January 07, 2008|Associated Press

NEW YORK - Max Rosenbaum, the father of a visiting scholar who was killed in an assault that sparked race riots in Brooklyn in 1991, died in Australia yesterday after a major heart attack. He was 85.

Mr. Rosenbaum carried no bitterness against New Yorkers, said Isaac Abraham, a community activist in the Hasidic community who got to know the family.

"He loved New York, he loved the people," Abraham said yesterday. "They just felt the city at that time failed them."

Yankel Rosenbaum, a Hasidic scholar and doctoral student from Australia, was attacked by a mob after a Hasidic driver accidentally hit and killed a 7-year-old black boy, Gavin Cato, in Brooklyn's Crown Heights section.

Angry blacks formed a mob that descended on Rosenbaum on Aug. 19 yelling, "Get the Jew!" Rosenbaum, who was stabbed four times, died a day later. He was 29.

The violence continued for more than two days as black youths swept through the neighborhood, burning police cars, looting stores, and throwing bottles.

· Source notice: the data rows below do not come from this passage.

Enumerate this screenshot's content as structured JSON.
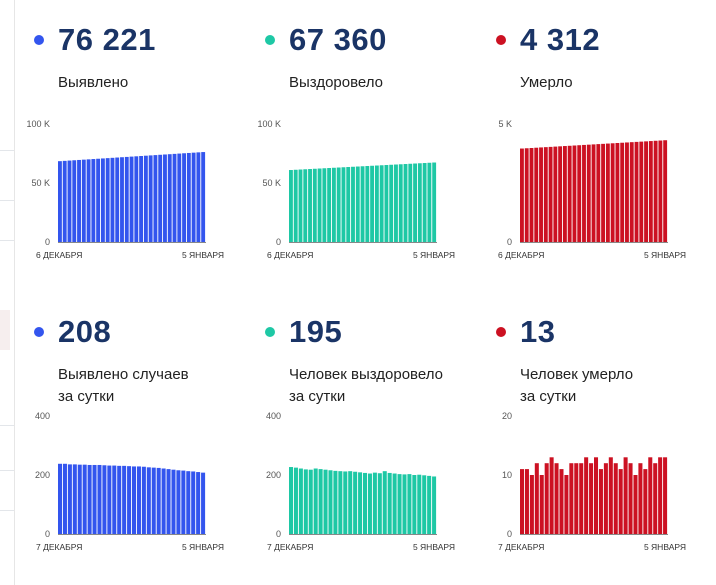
{
  "colors": {
    "detected": "#3355ee",
    "recovered": "#1ec8a5",
    "died": "#cc1122",
    "value_text": "#1a3466"
  },
  "cards": [
    {
      "value": "76 221",
      "label": "Выявлено",
      "dot_color": "#3355ee"
    },
    {
      "value": "67 360",
      "label": "Выздоровело",
      "dot_color": "#1ec8a5"
    },
    {
      "value": "4 312",
      "label": "Умерло",
      "dot_color": "#cc1122"
    },
    {
      "value": "208",
      "label": "Выявлено случаев\nза сутки",
      "dot_color": "#3355ee"
    },
    {
      "value": "195",
      "label": "Человек выздоровело\nза сутки",
      "dot_color": "#1ec8a5"
    },
    {
      "value": "13",
      "label": "Человек умерло\nза сутки",
      "dot_color": "#cc1122"
    }
  ],
  "chart_data": [
    {
      "type": "bar",
      "color": "#3355ee",
      "ylim": [
        0,
        100000
      ],
      "yticks": [
        0,
        50000,
        100000
      ],
      "ytick_labels": [
        "0",
        "50 K",
        "100 K"
      ],
      "x_start_label": "6 ДЕКАБРЯ",
      "x_end_label": "5 ЯНВАРЯ",
      "start": 68500,
      "end": 76221,
      "values": []
    },
    {
      "type": "bar",
      "color": "#1ec8a5",
      "ylim": [
        0,
        100000
      ],
      "yticks": [
        0,
        50000,
        100000
      ],
      "ytick_labels": [
        "0",
        "50 K",
        "100 K"
      ],
      "x_start_label": "6 ДЕКАБРЯ",
      "x_end_label": "5 ЯНВАРЯ",
      "start": 61000,
      "end": 67360,
      "values": []
    },
    {
      "type": "bar",
      "color": "#cc1122",
      "ylim": [
        0,
        5000
      ],
      "yticks": [
        0,
        5000
      ],
      "ytick_labels": [
        "0",
        "5 K"
      ],
      "x_start_label": "6 ДЕКАБРЯ",
      "x_end_label": "5 ЯНВАРЯ",
      "start": 3960,
      "end": 4312,
      "values": []
    },
    {
      "type": "bar",
      "color": "#3355ee",
      "ylim": [
        0,
        400
      ],
      "yticks": [
        0,
        200,
        400
      ],
      "ytick_labels": [
        "0",
        "200",
        "400"
      ],
      "x_start_label": "7 ДЕКАБРЯ",
      "x_end_label": "5 ЯНВАРЯ",
      "values": [
        238,
        238,
        236,
        236,
        235,
        235,
        234,
        234,
        234,
        233,
        232,
        232,
        231,
        231,
        230,
        229,
        229,
        228,
        226,
        225,
        224,
        222,
        220,
        218,
        216,
        215,
        213,
        212,
        210,
        208
      ]
    },
    {
      "type": "bar",
      "color": "#1ec8a5",
      "ylim": [
        0,
        400
      ],
      "yticks": [
        0,
        200,
        400
      ],
      "ytick_labels": [
        "0",
        "200",
        "400"
      ],
      "x_start_label": "7 ДЕКАБРЯ",
      "x_end_label": "5 ЯНВАРЯ",
      "values": [
        227,
        225,
        222,
        219,
        218,
        222,
        220,
        218,
        216,
        214,
        213,
        212,
        213,
        211,
        209,
        207,
        205,
        208,
        206,
        213,
        207,
        205,
        203,
        202,
        203,
        200,
        201,
        199,
        197,
        195
      ]
    },
    {
      "type": "bar",
      "color": "#cc1122",
      "ylim": [
        0,
        20
      ],
      "yticks": [
        0,
        10,
        20
      ],
      "ytick_labels": [
        "0",
        "10",
        "20"
      ],
      "x_start_label": "7 ДЕКАБРЯ",
      "x_end_label": "5 ЯНВАРЯ",
      "values": [
        11,
        11,
        10,
        12,
        10,
        12,
        13,
        12,
        11,
        10,
        12,
        12,
        12,
        13,
        12,
        13,
        11,
        12,
        13,
        12,
        11,
        13,
        12,
        10,
        12,
        11,
        13,
        12,
        13,
        13
      ]
    }
  ]
}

The riot helped shape the course of New York City politics, contributing to then-Mayor David Dinkins' loss to Rudy Giuliani in 1993. Jewish groups and a state investigation faulted Dinkins, the city's first black mayor, for not taking more decisive steps to stop the Crown Heights violence.

Max Rosenbaum, his wife, Fay, and their son Norman made regular appearances at court hearings in the cases against Yankel Rosenbaum's alleged assailants.

Lemrick Nelson, who was 16 at the time of the attack, was acquitted of state murder charges but convicted of federal civil rights charges in the 1990s. An appeals court later overturned the federal conviction, saying the judge had tampered with the racial makeup of the jury. In 2003, a new jury found Nelson guilty of violating Rosenbaum's civil rights.

Charles Price, a codefendant accused of instigating blacks to assault Jews after the 7-year-old's death, pleaded guilty in 2002 to violating Rosenbaum's civil rights.

Norman Rosenbaum remembered his father as a tireless crusader for civil rights, who was determined "that no other person would ever be subjected to the same type of violence" because of their race or ethnicity.